Red Velvet Donuts and Cupcakes (Low Carb and Gluten Free)
Ingredients
Cake/Donuts:
- 2 cups almond flour
- ½ cup Swerve Sweetener
- ¼ cup whey protein powder
- 3 tablespoon cocoa powder
- 1 teaspoon xanthan gum
- 2 teaspoon baking powder
- ½ teaspoon baking soda
- ½ teaspoon salt
- 6 oz greek yogurt
- ¼ cup butter softened
- 3 large eggs
- ½ teaspoon vanilla extract
- ¼ cup almond milk
- 15 drops red gel food colouring (you can use natural vegetable dyes for this but it will take a lot more to achieve the right colour)
Frosting:
- 4 oz cream cheese softened
- 2 tablespoon butter softened
- ⅓ cup powdered Swerve Sweetener
- ¼ cup heavy cream
- ½ teaspoon vanilla extract
Instructions
For the cake:
- Preheat the oven to 325F and grease a donut pan and/or line a muffin tin with paper liners.
- In a medium bowl, whisk together the almond flour, sweetener, protein powder, cocoa powder, xanthan gum, baking powder, baking soda, and salt, breaking up any clumps with the back of a fork. Set aside.
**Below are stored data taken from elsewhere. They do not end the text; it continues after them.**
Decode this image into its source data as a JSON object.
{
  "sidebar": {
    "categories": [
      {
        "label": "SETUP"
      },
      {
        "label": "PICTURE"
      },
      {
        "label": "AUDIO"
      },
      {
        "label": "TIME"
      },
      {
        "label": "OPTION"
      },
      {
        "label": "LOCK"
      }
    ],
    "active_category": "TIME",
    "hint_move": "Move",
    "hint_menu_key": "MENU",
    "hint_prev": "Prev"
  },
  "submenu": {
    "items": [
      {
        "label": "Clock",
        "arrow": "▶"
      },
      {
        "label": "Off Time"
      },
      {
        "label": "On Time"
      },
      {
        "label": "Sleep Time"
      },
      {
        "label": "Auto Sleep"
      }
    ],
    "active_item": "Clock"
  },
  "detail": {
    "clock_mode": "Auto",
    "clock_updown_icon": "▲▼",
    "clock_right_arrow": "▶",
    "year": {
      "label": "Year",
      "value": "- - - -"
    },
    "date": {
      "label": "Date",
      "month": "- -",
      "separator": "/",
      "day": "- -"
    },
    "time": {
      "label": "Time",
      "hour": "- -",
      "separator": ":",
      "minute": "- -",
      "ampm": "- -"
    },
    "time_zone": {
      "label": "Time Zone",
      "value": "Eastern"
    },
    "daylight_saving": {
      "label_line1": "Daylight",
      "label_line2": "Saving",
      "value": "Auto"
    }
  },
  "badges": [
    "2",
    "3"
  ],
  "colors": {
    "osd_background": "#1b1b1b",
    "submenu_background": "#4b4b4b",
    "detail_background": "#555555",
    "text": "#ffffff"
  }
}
- In a large bowl, beat yogurt and butter together until smooth. Add eggs and vanilla extract and beat until just combined. Add half of almond flour mixture and beat until combined, then beat in almond milk. Beat in remaining flour mixture until thoroughly combined. Add food colouring and mix until colour is uniform.
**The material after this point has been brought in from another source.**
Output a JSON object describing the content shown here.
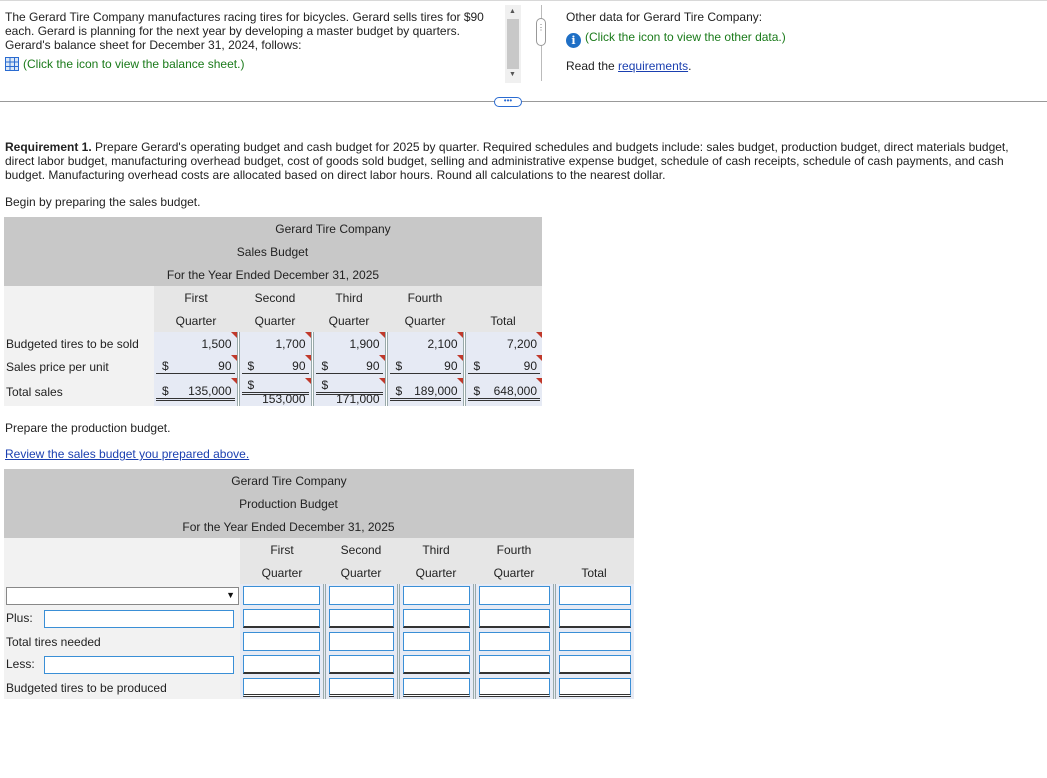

- Spoon batter into prepared donut pan and/or muffin tin. Bake donuts for 18 to 20 minutes, and cupcakes for 25 to 30 minutes. The tops should spring back when lightly touched and a tester inserted in the middle should come out clean. Cool in pan 5 minutes, then transfer to a wire rack to cool completely.
For the frosting:
- Beat cream cheese and butter together until smooth. Beat in powdered sweetener, cream, vanilla, and stevia until fully combined. Pipe or spread frosting on cooled cakes and donuts.
Notes
Food energy: 346kcal
Total fat: 29.30g
Calories from fat: 263
Cholesterol: 112mg
Carbohydrate: 8.79g
Total dietary fiber: 3.36g
Protein: 12.00g For 12 servings: Food energy: 259kcal
Total fat: 21.97g
Calories from fat: 197
Cholesterol: 84mg
Carbohydrate: 6.60g
Total dietary fiber: 2.52g
Protein: 9.00g
Tom says
This was very good overall. I tried to make them blue velvet but even with 18 drops, they came out gray-ish brown. I think the comments on needing vinegar or buttermilk to bring out the chemical reaction may be true. I think next time I will just leave out the cocoa. The cupcakes tasted a bit earthy/bland as one other person stated and they were a tiny bit on the moist side, I might have underbaked them by a couple of minutes. However, the frosting is amazing. Mine was runny at first, but I beat it a high speed for two minutes and it was then very nice and creamy. I plan on using this frosting on everything, I could also see it easily being converted to a lemon or chocolate flavor. I’m one of those weird people who like cold cake, so I put them in the fridge for a couple of hours and then, they were incredible, the cake part became firmer and more brownie-like, and that frosting, yummm…
kate says
This is a great recipe. Best red velvet cake i’ve made. The kids loved it. I actually made two 9-inch cakes out of this recipe and spread a layer of the frosting in between. Then covered the cake with frosting. That was my birthday cake:-). Thank you for sharing!
kristen thornton says
Hi Carolyn!
I adore your website and have many of your cookbooks. Your newest one is on my Christmas list this year! On this recipe- the frosting part. the directions reference stevia but i don’t see the amount of stevia in the frosting ingredient list. Would it possibly be- 1/2 tsp. of vanilla extract and 1/2 tsp. of liquid stevia?
Carolyn says
I’ve changed the recipe so it doesn’t need stevia. I guess I need to fix the instructions!
Janet says
I only trust you for recipes so I’m going to try to make a round cake from this recipe. It’s our Valentine’s day go to. Hoping for a red velvet cake recipe in the future 🙂
Carolyn says
Hi Janet. Thanks so much, just keep in mind that this is quite an old recipe that I’ve been meaning to revisit. It should still work as is, though!